• Plans for 15,000 new homes and £2.8bn of development (Brave new wave of regeneration washes along Poole’s waterfront, 29 May, p50) relate to the entire Bournemouth, Christchurch and Poole council area, not just Poole or Poole harbour as we suggested. The council has set aside £50m to accelerate growth, but only £8m of that is for the FuturePlaces regeneration company, not the whole amount. And the Building Better, Building Beautiful commission was formed in 2018, not 2013.
• An article said “the General Medical Council refuses to allow forensic and legal medicine to become a specialisation”. It is the UK Medical Education Reference Group that has responsibility for considering applications for speciality status and that turned down the request; if UKMERG did endorse a new specialty, it would be for the health secretary to decide on approval (Strangulation: battle to shine a light on Britain’s ‘private’ crime epidemic, 29 May, p36).
• JD Group’s shares fell by 6%, not 18%, after the departure of Peter Cowgill (The high-flying king of trainers loses his crown – leaving JD with big shoes to fill, 29 May, p51).

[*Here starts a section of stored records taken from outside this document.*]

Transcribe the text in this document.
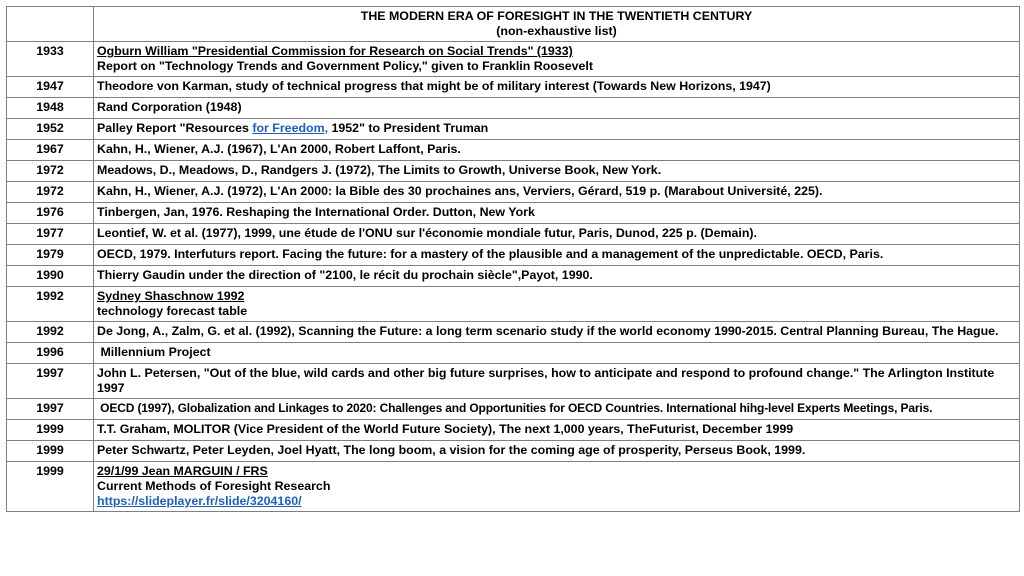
	THE MODERN ERA OF FORESIGHT IN THE TWENTIETH CENTURY
(non-exhaustive list)

1933	Ogburn William "Presidential Commission for Research on Social Trends" (1933)
Report on "Technology Trends and Government Policy," given to Franklin Roosevelt

1947	Theodore von Karman, study of technical progress that might be of military interest (Towards New Horizons, 1947)
1948	Rand Corporation (1948)
1952	Palley Report "Resources for Freedom, 1952" to President Truman
1967	Kahn, H., Wiener, A.J. (1967), L'An 2000, Robert Laffont, Paris.
1972	Meadows, D., Meadows, D., Randgers J. (1972), The Limits to Growth, Universe Book, New York.
1972	Kahn, H., Wiener, A.J. (1972), L'An 2000: la Bible des 30 prochaines ans, Verviers, Gérard, 519 p. (Marabout Université, 225).
1976	Tinbergen, Jan, 1976. Reshaping the International Order. Dutton, New York
1977	Leontief, W. et al. (1977), 1999, une étude de l'ONU sur l'économie mondiale futur, Paris, Dunod, 225 p. (Demain).
1979	OECD, 1979. Interfuturs report. Facing the future: for a mastery of the plausible and a management of the unpredictable. OECD, Paris.
1990	Thierry Gaudin under the direction of "2100, le récit du prochain siècle",Payot, 1990.
1992	Sydney Shaschnow 1992
technology forecast table

1992	De Jong, A., Zalm, G. et al. (1992), Scanning the Future: a long term scenario study if the world economy 1990-2015. Central Planning Bureau, The Hague.
1996	Millennium Project
1997	John L. Petersen, "Out of the blue, wild cards and other big future surprises, how to anticipate and respond to profound change." The Arlington Institute 1997
1997	OECD (1997), Globalization and Linkages to 2020: Challenges and Opportunities for OECD Countries. International hihg-level Experts Meetings, Paris.
1999	T.T. Graham, MOLITOR (Vice President of the World Future Society), The next 1,000 years, TheFuturist, December 1999
1999	Peter Schwartz, Peter Leyden, Joel Hyatt, The long boom, a vision for the coming age of prosperity, Perseus Book, 1999.
1999	29/1/99 Jean MARGUIN / FRS
Current Methods of Foresight Research
https://slideplayer.fr/slide/3204160/
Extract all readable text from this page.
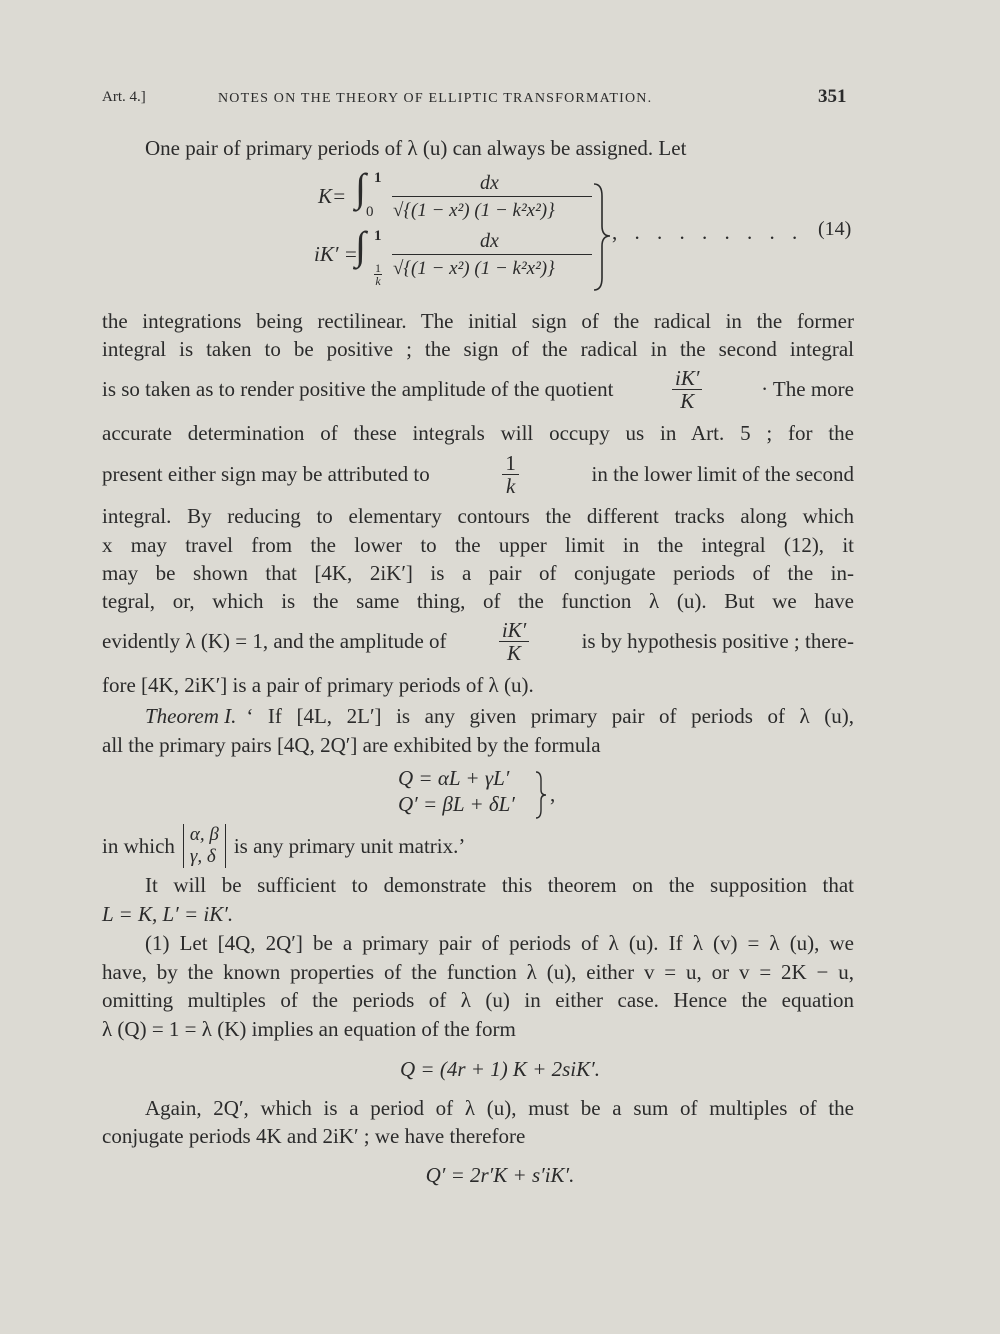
Art. 4.]	NOTES ON THE THEORY OF ELLIPTIC TRANSFORMATION.	351
One pair of primary periods of λ (u) can always be assigned. Let
K= ∫ 1
0
dx
√{(1 − x²) (1 − k²x²)}
iK′ =
∫ 1
$\frac{1}{k}$
dx
√{(1 − x²) (1 − k²x²)}
, . . . . . . . . (14)
the integrations being rectilinear. The initial sign of the radical in the former
integral is taken to be positive ; the sign of the radical in the second integral
is so taken as to render positive the amplitude of the quotient	$\frac{iK'}{K}$	· The more
accurate determination of these integrals will occupy us in Art. 5 ; for the
present either sign may be attributed to	$\frac{1}{k}$	in the lower limit of the second
integral. By reducing to elementary contours the different tracks along which
x may travel from the lower to the upper limit in the integral (12), it
may be shown that [4K, 2iK′] is a pair of conjugate periods of the in-
tegral, or, which is the same thing, of the function λ (u). But we have
evidently λ (K) = 1, and the amplitude of $\frac{iK'}{K}$ is by hypothesis positive ; there-
fore [4K, 2iK′] is a pair of primary periods of λ (u).
Theorem I. ‘ If [4L, 2L′] is any given primary pair of periods of λ (u),
all the primary pairs [4Q, 2Q′] are exhibited by the formula
Q = αL + γL′
Q′ = βL + δL′ ,
in which α, β
γ, δ is any primary unit matrix.’
It will be sufficient to demonstrate this theorem on the supposition that
L = K, L′ = iK′.
(1) Let [4Q, 2Q′] be a primary pair of periods of λ (u). If λ (v) = λ (u), we
have, by the known properties of the function λ (u), either v = u, or v = 2K − u,
omitting multiples of the periods of λ (u) in either case. Hence the equation
λ (Q) = 1 = λ (K) implies an equation of the form
Q = (4r + 1) K + 2siK′.
Again, 2Q′, which is a period of λ (u), must be a sum of multiples of the
conjugate periods 4K and 2iK′ ; we have therefore
Q′ = 2r′K + s′iK′.
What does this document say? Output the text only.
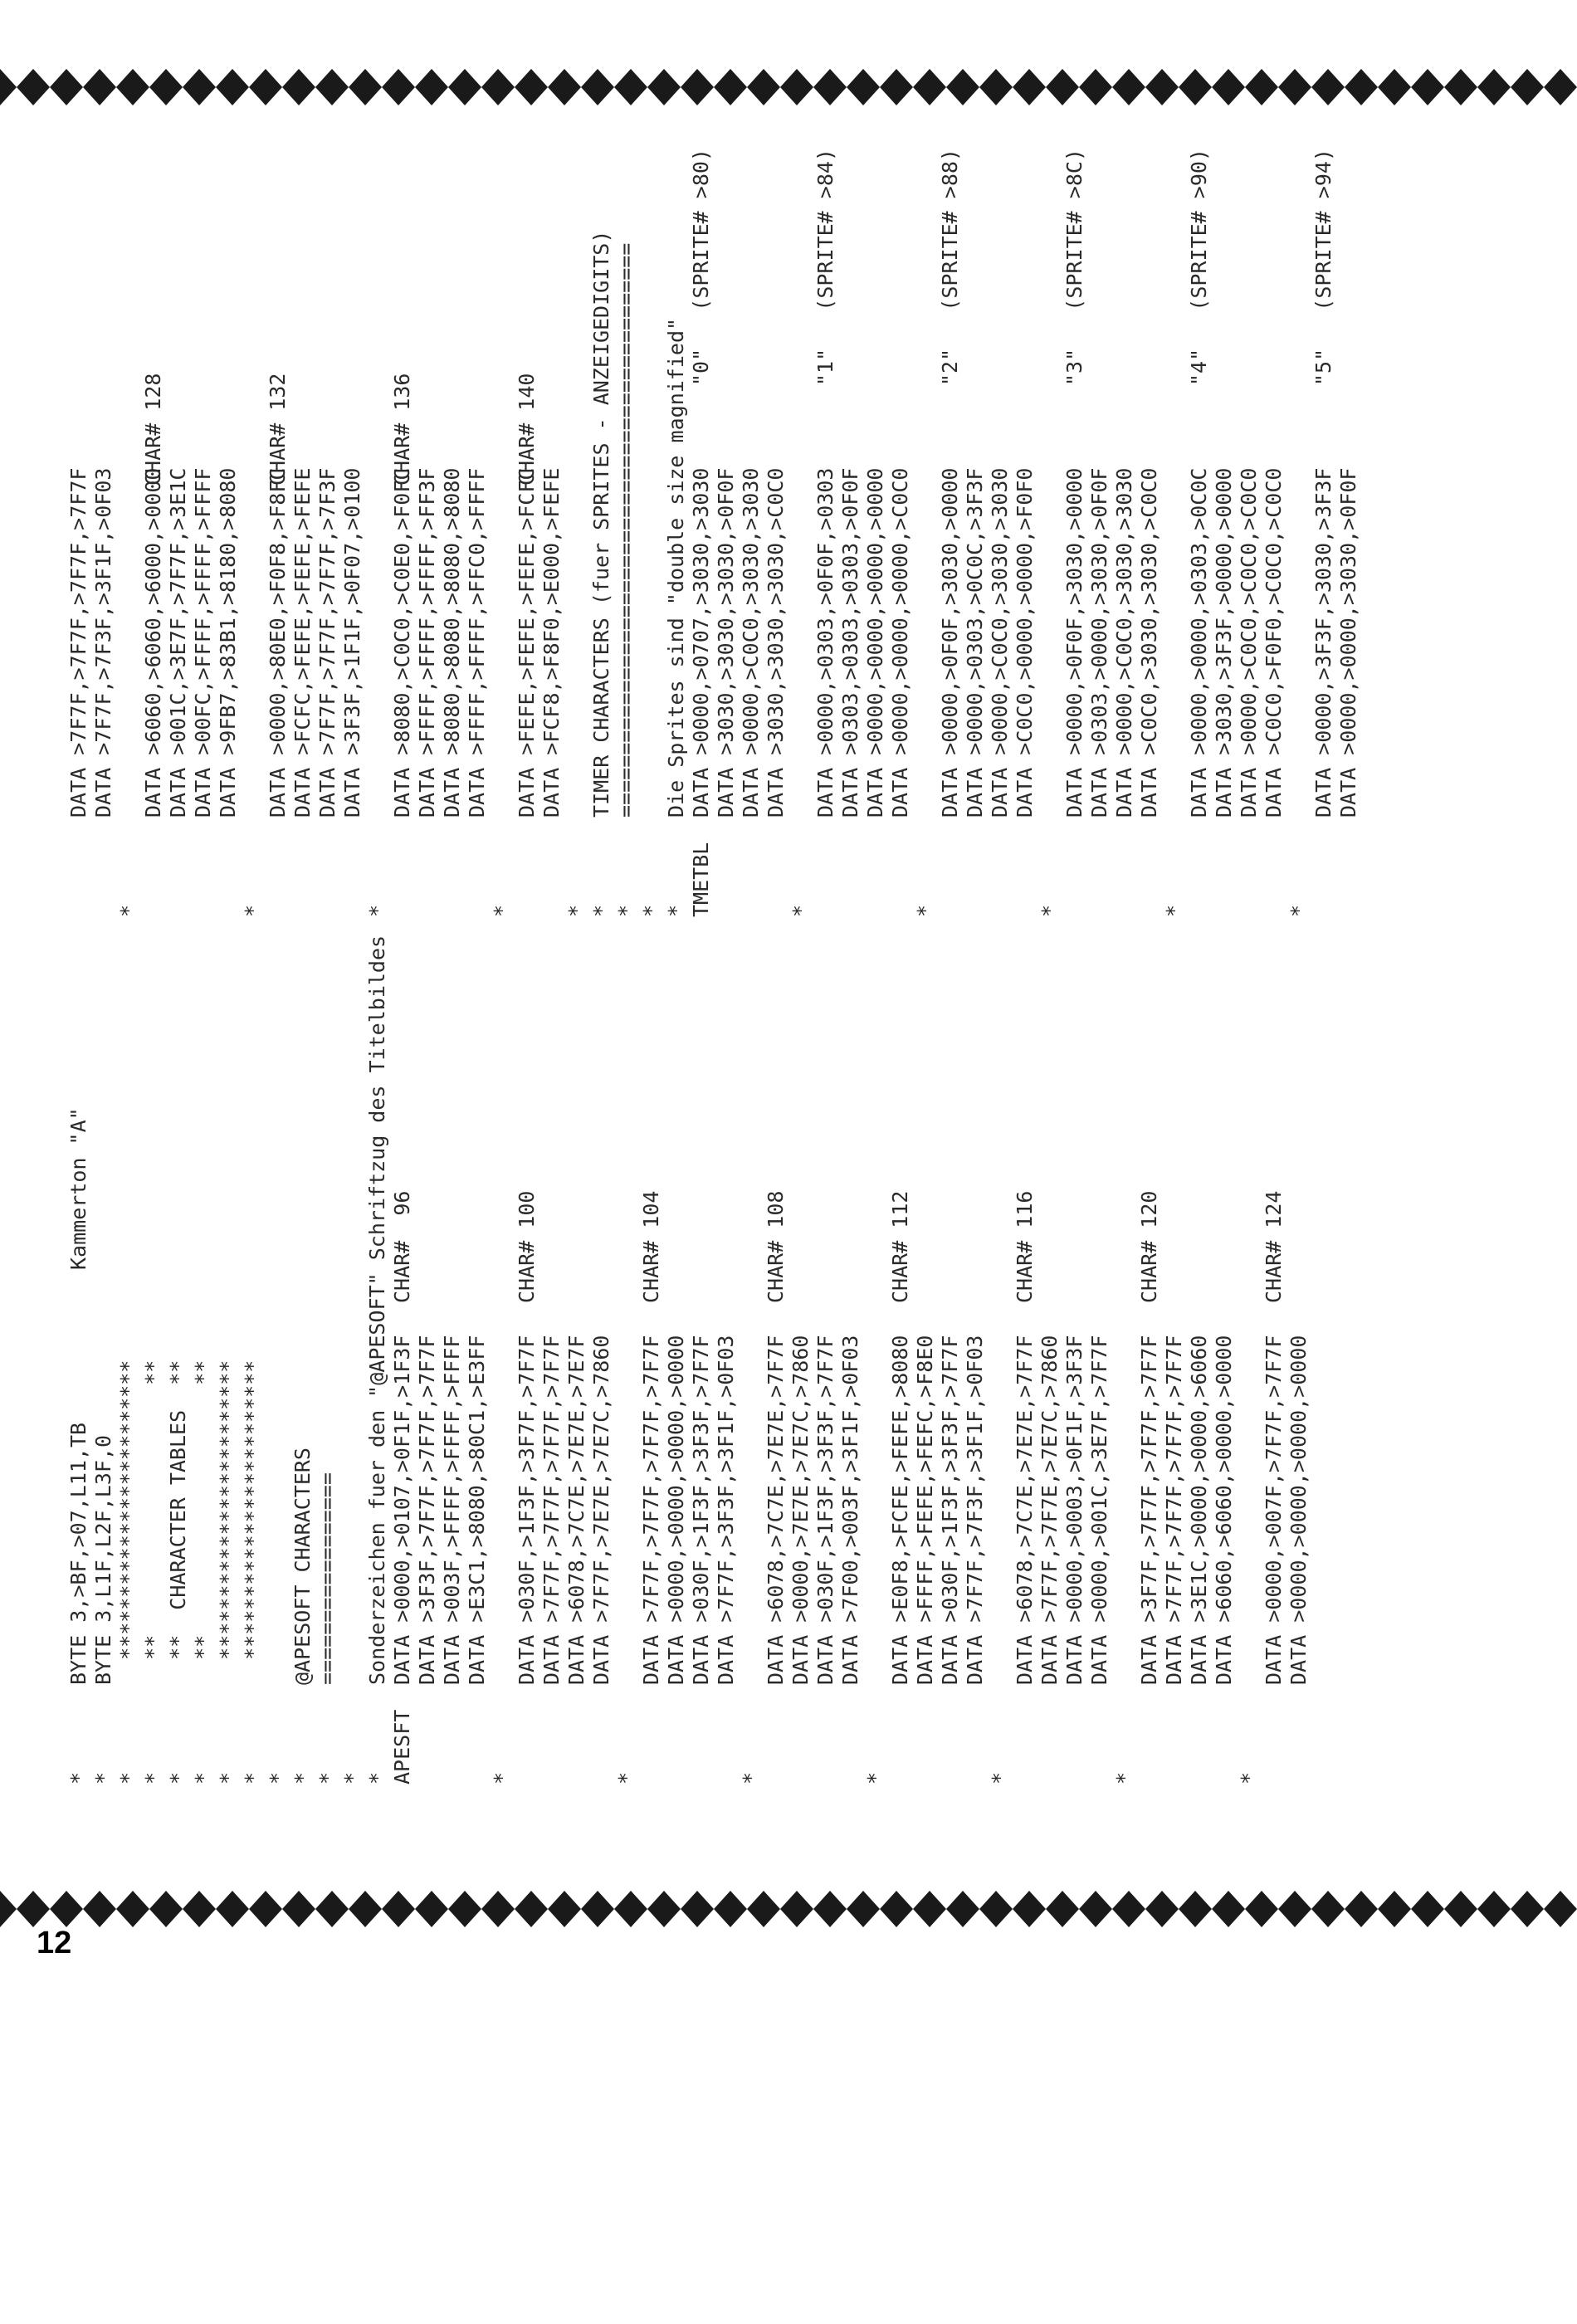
*
BYTE 3,>BF,>07,L11,TB
Kammerton "A"
*
BYTE 3,L1F,L2F,L3F,0
*
************************
*
**                    **
*
**  CHARACTER TABLES  **
*
**                    **
*
************************
*
************************
* *
@APESOFT CHARACTERS
*
=================
* *
Sonderzeichen fuer den "@APESOFT" Schriftzug des Titelbildes
APESFT
DATA >0000,>0107,>0F1F,>1F3F
CHAR#  96
DATA >3F3F,>7F7F,>7F7F,>7F7F DATA >003F,>FFFF,>FFFF,>FFFF DATA >E3C1,>8080,>80C1,>E3FF
*
DATA >030F,>1F3F,>3F7F,>7F7F
CHAR# 100
DATA >7F7F,>7F7F,>7F7F,>7F7F DATA >6078,>7C7E,>7E7E,>7E7F DATA >7F7F,>7E7E,>7E7C,>7860
*
DATA >7F7F,>7F7F,>7F7F,>7F7F
CHAR# 104
DATA >0000,>0000,>0000,>0000 DATA >030F,>1F3F,>3F3F,>7F7F DATA >7F7F,>3F3F,>3F1F,>0F03
*
DATA >6078,>7C7E,>7E7E,>7F7F
CHAR# 108
DATA >0000,>7E7E,>7E7C,>7860 DATA >030F,>1F3F,>3F3F,>7F7F DATA >7F00,>003F,>3F1F,>0F03
*
DATA >E0F8,>FCFE,>FEFE,>8080
CHAR# 112
DATA >FFFF,>FEFE,>FEFC,>F8E0 DATA >030F,>1F3F,>3F3F,>7F7F DATA >7F7F,>7F3F,>3F1F,>0F03
*
DATA >6078,>7C7E,>7E7E,>7F7F
CHAR# 116
DATA >7F7F,>7F7E,>7E7C,>7860 DATA >0000,>0003,>0F1F,>3F3F DATA >0000,>001C,>3E7F,>7F7F
*
DATA >3F7F,>7F7F,>7F7F,>7F7F
CHAR# 120
DATA >7F7F,>7F7F,>7F7F,>7F7F DATA >3E1C,>0000,>0000,>6060 DATA >6060,>6060,>0000,>0000
*
DATA >0000,>007F,>7F7F,>7F7F
CHAR# 124
DATA >0000,>0000,>0000,>0000
DATA >7F7F,>7F7F,>7F7F,>7F7F DATA >7F7F,>7F3F,>3F1F,>0F03
*
DATA >6060,>6060,>6000,>0000
CHAR# 128
DATA >001C,>3E7F,>7F7F,>3E1C DATA >00FC,>FFFF,>FFFF,>FFFF DATA >9FB7,>83B1,>8180,>8080
*
DATA >0000,>80E0,>F0F8,>F8FC
CHAR# 132
DATA >FCFC,>FEFE,>FEFE,>FEFE DATA >7F7F,>7F7F,>7F7F,>7F3F DATA >3F3F,>1F1F,>0F07,>0100
*
DATA >8080,>C0C0,>C0E0,>F0FC
CHAR# 136
DATA >FFFF,>FFFF,>FFFF,>FF3F DATA >8080,>8080,>8080,>8080 DATA >FFFF,>FFFF,>FFC0,>FFFF
*
DATA >FEFE,>FEFE,>FEFE,>FCFC
CHAR# 140
DATA >FCF8,>F8F0,>E000,>FEFE
* *
TIMER CHARACTERS (fuer SPRITES - ANZEIGEDIGITS)
*
==============================================
* *
Die Sprites sind "double size magnified"
TMETBL
DATA >0000,>0707,>3030,>3030
"0"   (SPRITE# >80)
DATA >3030,>3030,>3030,>0F0F DATA >0000,>C0C0,>3030,>3030 DATA >3030,>3030,>3030,>C0C0
*
DATA >0000,>0303,>0F0F,>0303
"1"   (SPRITE# >84)
DATA >0303,>0303,>0303,>0F0F DATA >0000,>0000,>0000,>0000 DATA >0000,>0000,>0000,>C0C0
*
DATA >0000,>0F0F,>3030,>0000
"2"   (SPRITE# >88)
DATA >0000,>0303,>0C0C,>3F3F DATA >0000,>C0C0,>3030,>3030 DATA >C0C0,>0000,>0000,>F0F0
*
DATA >0000,>0F0F,>3030,>0000
"3"   (SPRITE# >8C)
DATA >0303,>0000,>3030,>0F0F DATA >0000,>C0C0,>3030,>3030 DATA >C0C0,>3030,>3030,>C0C0
*
DATA >0000,>0000,>0303,>0C0C
"4"   (SPRITE# >90)
DATA >3030,>3F3F,>0000,>0000 DATA >0000,>C0C0,>C0C0,>C0C0 DATA >C0C0,>F0F0,>C0C0,>C0C0
*
DATA >0000,>3F3F,>3030,>3F3F
"5"   (SPRITE# >94)
DATA >0000,>0000,>3030,>0F0F
12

• We said that Tudor monarchs ordered copies of Irish financial records to be stored in London; in fact it was from the late 13th century, in the Plantagenet era, that this requirement came into force (Seven centuries of Irish archives reborn from ashes of civil war bombardment, 22 May, p28).
• A review column said that Boris Johnson had called Keir Starmer “Severe Korma” in parliament; he actually called him “Sir Beer Korma” (Do all speak at once, 29 May, New Review, p37).